En application des articles 5 ,6, 7, 8 et 9 du Règlement susvisé, les passagers d’un vol annulé doivent recevoir une indemnisation en fonction de la distance du vol soit en l’espèce 600€, le remboursement du billet et un vol retour vers leur point de départ initial dans les meilleurs délais et doivent en outre, bénéficier d’une prise en charge, en se voyant offrir gratuitement un hébergement à l’hôtel dans le cas où un séjour d’attente d’une ou plusieurs nuits est nécessaire et le transport depuis l’aéroport jusqu’au lieu d’hébergement.
L’article 12 d prévoit que règlement s’applique sans préjudice du droit d’un passager à une indemnisation complémentaire.
La société H I ne justifie pas avoir donné à ses passagers une information correcte sur les conditions de retour en France ni leur avoir proposé l’assistance et la prise en charge prévue au règlement et c’est donc légitimement que Z Y ont pris l’initiative d’organiser par elle même leur retour en France sur une autre compagnie pour le 12 août et de retourner sur leur lieu d’hébergement sur l’île de Saint Barthélémy dans l’attente de ce vol retour.
Elles sont donc en droit de réclamer à la compagnie aérienne le coût des billets de retour achetés auprès de la compagnie H FRANCE.
En conséquence le jugement sera confirmé en ce qu’il a condamné la société H I à leur verser la somme de 2294,34€ avec intérêts au taux légal à compter du 6 décembre 2013.
La capitalisation des intérêts sera ordonnée à compter de la demande résultant des conclusions en appel du 22 décembre 2014, en application de l’article 1154 du code civil, dans les conditions qui seront précisées au dispositif.
Les intimées ne réclament aucune autre somme en appel au titre de leur préjudice matériel.
Il apparaît que la société H I a totalement failli à ses obligations d’information et d’assistance en tant que transporteur aérien suite à l’annulation du vol litigieux obligeant Z Y à s’organiser seules pour assurer leur hébergement et leur retour en France dans des délais raisonnables.
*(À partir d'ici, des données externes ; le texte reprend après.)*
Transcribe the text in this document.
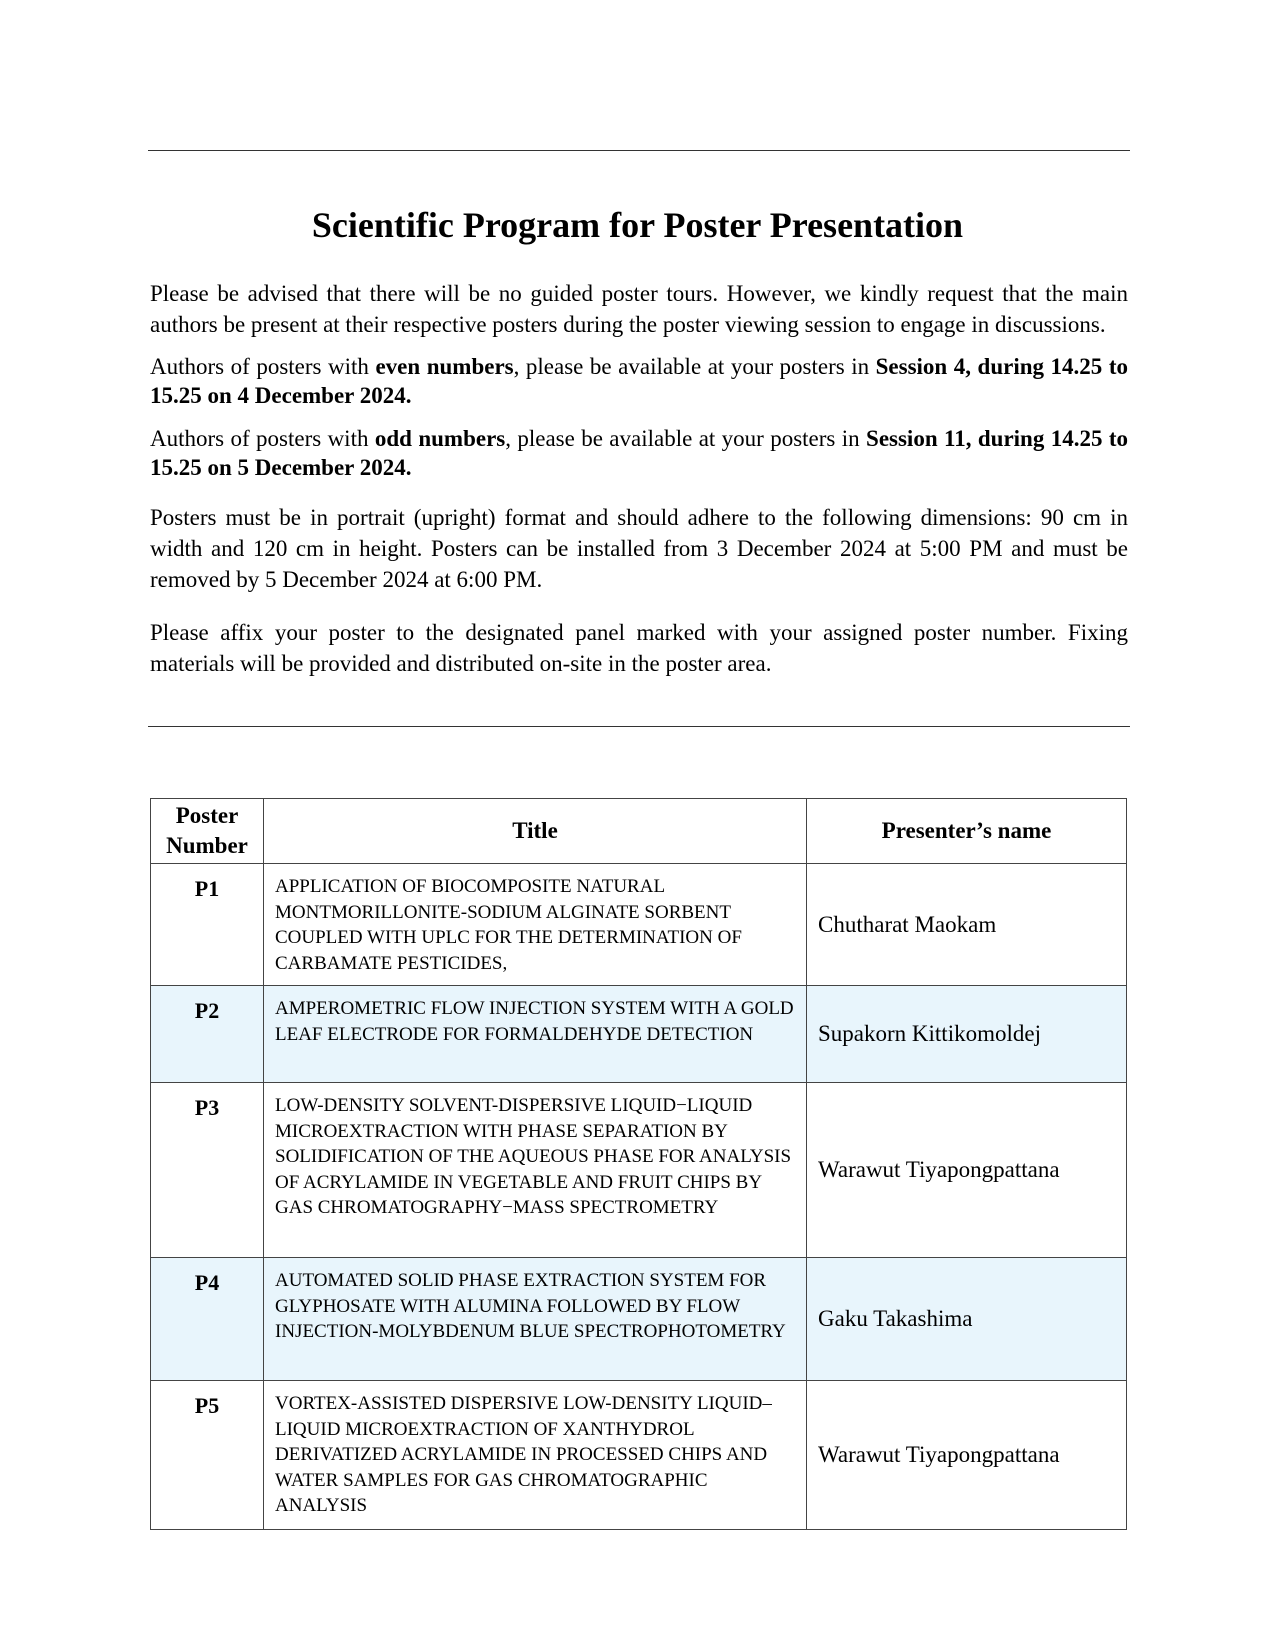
Scientific Program for Poster Presentation

Please be advised that there will be no guided poster tours. However, we kindly request that the main authors be present at their respective posters during the poster viewing session to engage in discussions.

Authors of posters with even numbers, please be available at your posters in Session 4, during 14.25 to 15.25 on 4 December 2024.

Authors of posters with odd numbers, please be available at your posters in Session 11, during 14.25 to 15.25 on 5 December 2024.

Posters must be in portrait (upright) format and should adhere to the following dimensions: 90 cm in width and 120 cm in height. Posters can be installed from 3 December 2024 at 5:00 PM and must be removed by 5 December 2024 at 6:00 PM.

Please affix your poster to the designated panel marked with your assigned poster number. Fixing materials will be provided and distributed on-site in the poster area.

Poster
Number	Title	Presenter’s name
P1	APPLICATION OF BIOCOMPOSITE NATURAL MONTMORILLONITE-SODIUM ALGINATE SORBENT COUPLED WITH UPLC FOR THE DETERMINATION OF CARBAMATE PESTICIDES,	Chutharat Maokam
P2	AMPEROMETRIC FLOW INJECTION SYSTEM WITH A GOLD LEAF ELECTRODE FOR FORMALDEHYDE DETECTION	Supakorn Kittikomoldej
P3	LOW-DENSITY SOLVENT-DISPERSIVE LIQUID−LIQUID MICROEXTRACTION WITH PHASE SEPARATION BY SOLIDIFICATION OF THE AQUEOUS PHASE FOR ANALYSIS OF ACRYLAMIDE IN VEGETABLE AND FRUIT CHIPS BY GAS CHROMATOGRAPHY−MASS SPECTROMETRY	Warawut Tiyapongpattana
P4	AUTOMATED SOLID PHASE EXTRACTION SYSTEM FOR GLYPHOSATE WITH ALUMINA FOLLOWED BY FLOW INJECTION-MOLYBDENUM BLUE SPECTROPHOTOMETRY	Gaku Takashima
P5	VORTEX-ASSISTED DISPERSIVE LOW-DENSITY LIQUID–LIQUID MICROEXTRACTION OF XANTHYDROL DERIVATIZED ACRYLAMIDE IN PROCESSED CHIPS AND WATER SAMPLES FOR GAS CHROMATOGRAPHIC ANALYSIS	Warawut Tiyapongpattana
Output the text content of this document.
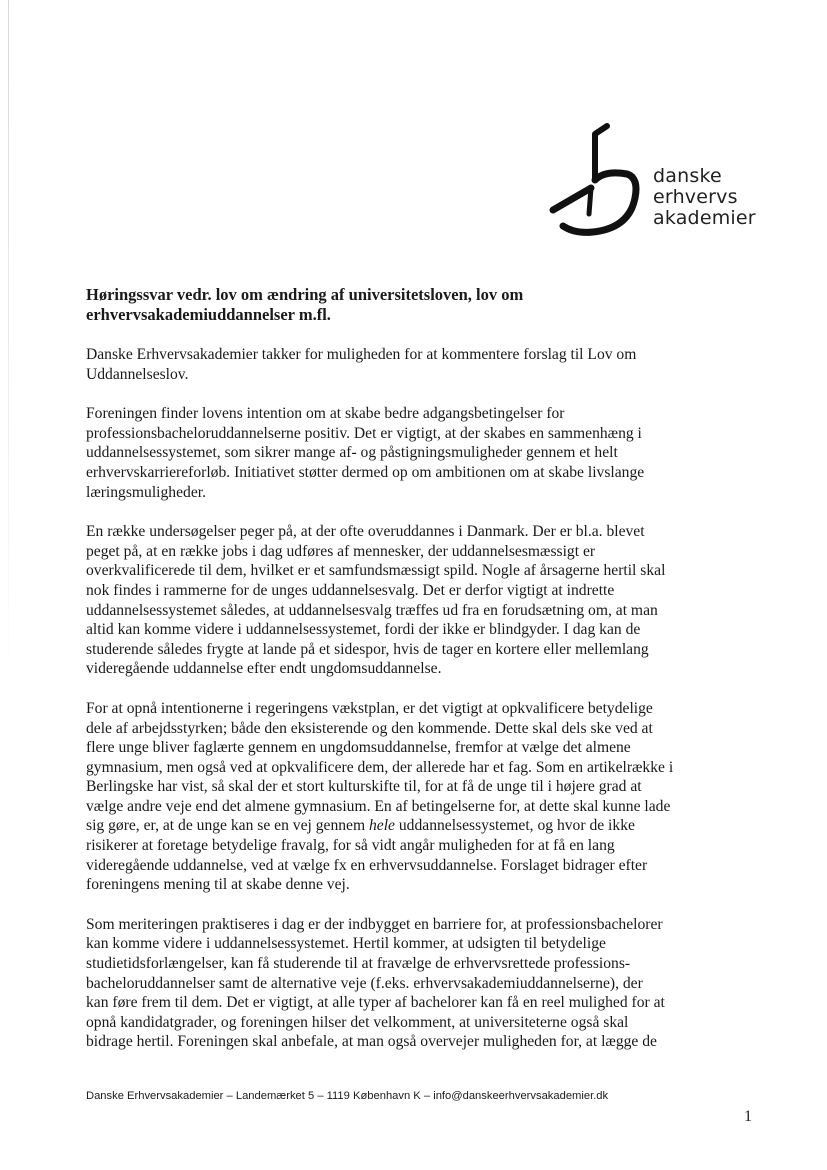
danske
erhvervs
akademier
Høringssvar vedr. lov om ændring af universitetsloven, lov om
erhvervsakademiuddannelser m.fl.
Danske Erhvervsakademier takker for muligheden for at kommentere forslag til Lov om
Uddannelseslov.
Foreningen finder lovens intention om at skabe bedre adgangsbetingelser for
professionsbacheloruddannelserne positiv. Det er vigtigt, at der skabes en sammenhæng i
uddannelsessystemet, som sikrer mange af- og påstigningsmuligheder gennem et helt
erhvervskarriereforløb. Initiativet støtter dermed op om ambitionen om at skabe livslange
læringsmuligheder.
En række undersøgelser peger på, at der ofte overuddannes i Danmark. Der er bl.a. blevet
peget på, at en række jobs i dag udføres af mennesker, der uddannelsesmæssigt er
overkvalificerede til dem, hvilket er et samfundsmæssigt spild. Nogle af årsagerne hertil skal
nok findes i rammerne for de unges uddannelsesvalg. Det er derfor vigtigt at indrette
uddannelsessystemet således, at uddannelsesvalg træffes ud fra en forudsætning om, at man
altid kan komme videre i uddannelsessystemet, fordi der ikke er blindgyder. I dag kan de
studerende således frygte at lande på et sidespor, hvis de tager en kortere eller mellemlang
videregående uddannelse efter endt ungdomsuddannelse.
For at opnå intentionerne i regeringens vækstplan, er det vigtigt at opkvalificere betydelige
dele af arbejdsstyrken; både den eksisterende og den kommende. Dette skal dels ske ved at
flere unge bliver faglærte gennem en ungdomsuddannelse, fremfor at vælge det almene
gymnasium, men også ved at opkvalificere dem, der allerede har et fag. Som en artikelrække i
Berlingske har vist, så skal der et stort kulturskifte til, for at få de unge til i højere grad at
vælge andre veje end det almene gymnasium. En af betingelserne for, at dette skal kunne lade
sig gøre, er, at de unge kan se en vej gennem hele uddannelsessystemet, og hvor de ikke
risikerer at foretage betydelige fravalg, for så vidt angår muligheden for at få en lang
videregående uddannelse, ved at vælge fx en erhvervsuddannelse. Forslaget bidrager efter
foreningens mening til at skabe denne vej.
Som meriteringen praktiseres i dag er der indbygget en barriere for, at professionsbachelorer
kan komme videre i uddannelsessystemet. Hertil kommer, at udsigten til betydelige
studietidsforlængelser, kan få studerende til at fravælge de erhvervsrettede professions-
bacheloruddannelser samt de alternative veje (f.eks. erhvervsakademiuddannelserne), der
kan føre frem til dem. Det er vigtigt, at alle typer af bachelorer kan få en reel mulighed for at
opnå kandidatgrader, og foreningen hilser det velkomment, at universiteterne også skal
bidrage hertil. Foreningen skal anbefale, at man også overvejer muligheden for, at lægge de
Danske Erhvervsakademier – Landemærket 5 – 1119 København K – info@danskeerhvervsakademier.dk
1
Il s’agit de désagréments importants qui leur ont causé un préjudice moral certain justifiant qui leur soit alloué à chacune une somme de 500€ à titre de dommages-intérêts.
Le jugement sera en conséquence infirmé en ce qu’il a débouté les intimées de leur demande de dommages-intérêts en réparation de leur préjudice moral.
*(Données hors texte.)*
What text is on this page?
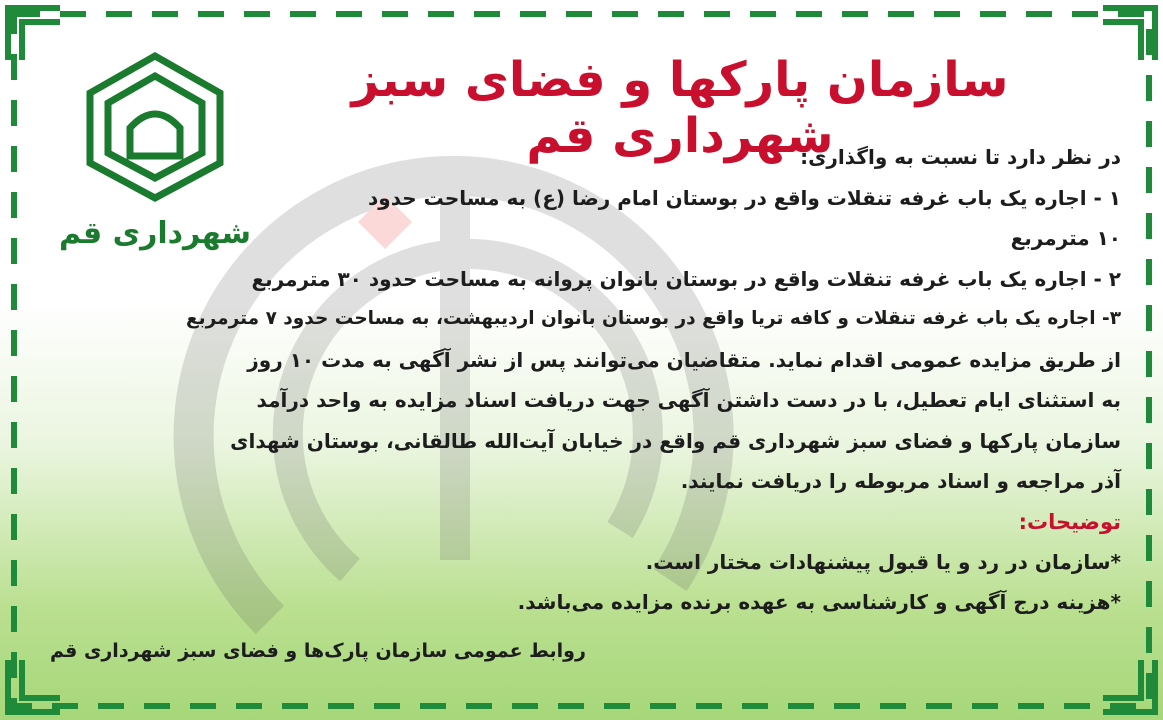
شهرداری قم
سازمان پارکها و فضای سبز شهرداری قم
در نظر دارد تا نسبت به واگذاری:
۱ - اجاره یک باب غرفه تنقلات واقع در بوستان امام رضا (ع) به مساحت حدود
۱۰ مترمربع
۲ - اجاره یک باب غرفه تنقلات واقع در بوستان بانوان پروانه به مساحت حدود ۳۰ مترمربع
۳- اجاره یک باب غرفه تنقلات و کافه تریا واقع در بوستان بانوان اردیبهشت، به مساحت حدود ۷ مترمربع
از طریق مزایده عمومی اقدام نماید. متقاضیان می‌توانند پس از نشر آگهی به مدت ۱۰ روز
به استثنای ایام تعطیل، با در دست داشتن آگهی جهت دریافت اسناد مزایده به واحد درآمد
سازمان پارکها و فضای سبز شهرداری قم واقع در خیابان آیت‌الله طالقانی، بوستان شهدای
آذر مراجعه و اسناد مربوطه را دریافت نمایند.
توضیحات:
*سازمان در رد و یا قبول پیشنهادات مختار است.
*هزینه درج آگهی و کارشناسی به عهده برنده مزایده می‌باشد.
روابط عمومی سازمان پارک‌ها و فضای سبز شهرداری قم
Le jugement sera confirmé sur l’article 700 du code de procédure civile et les dépens.
PAR CES MOTIFS
REJETTE l’exception d’incompétence soulevée en appel par la compagnie H I ;
CONFIRME le jugement en toutes ses dispositions sauf en ce qu’il a débouté Z X et D Y de leur demande de dommages-intérêts au titre de leur préjudice moral ;
Statuant à nouveau du chef infirmé,
CONDAMNE la société H I à payer à Mme X Y en son nom personnel et à Mme D Y représentée par Mme X Y la somme de 500€ chacune à titre de dommages-intérêts en réparation de leur préjudice moral ;
Y ajoutant,
DIT que les intérêts échus et impayés depuis plus d’un an à compter du 22 décembre 2014 sur la condamnation au titre du préjudice matériel seront capitalisés pour produire à leur tour des intérêts ;
CONDAMNE la société H I à payer à Mme X Y en son nom personnel et à Mme D Y représentée par Mme X Y la somme de 1500€ au titre de l’article 700 du code de procédure civile ;
LA CONDAMNE aux dépens de l’appel qui pourront être recouvrés directement par la SCP Jeanne BAECHLIN conformément aux dispositions de l’article 699 du code de procédure civile.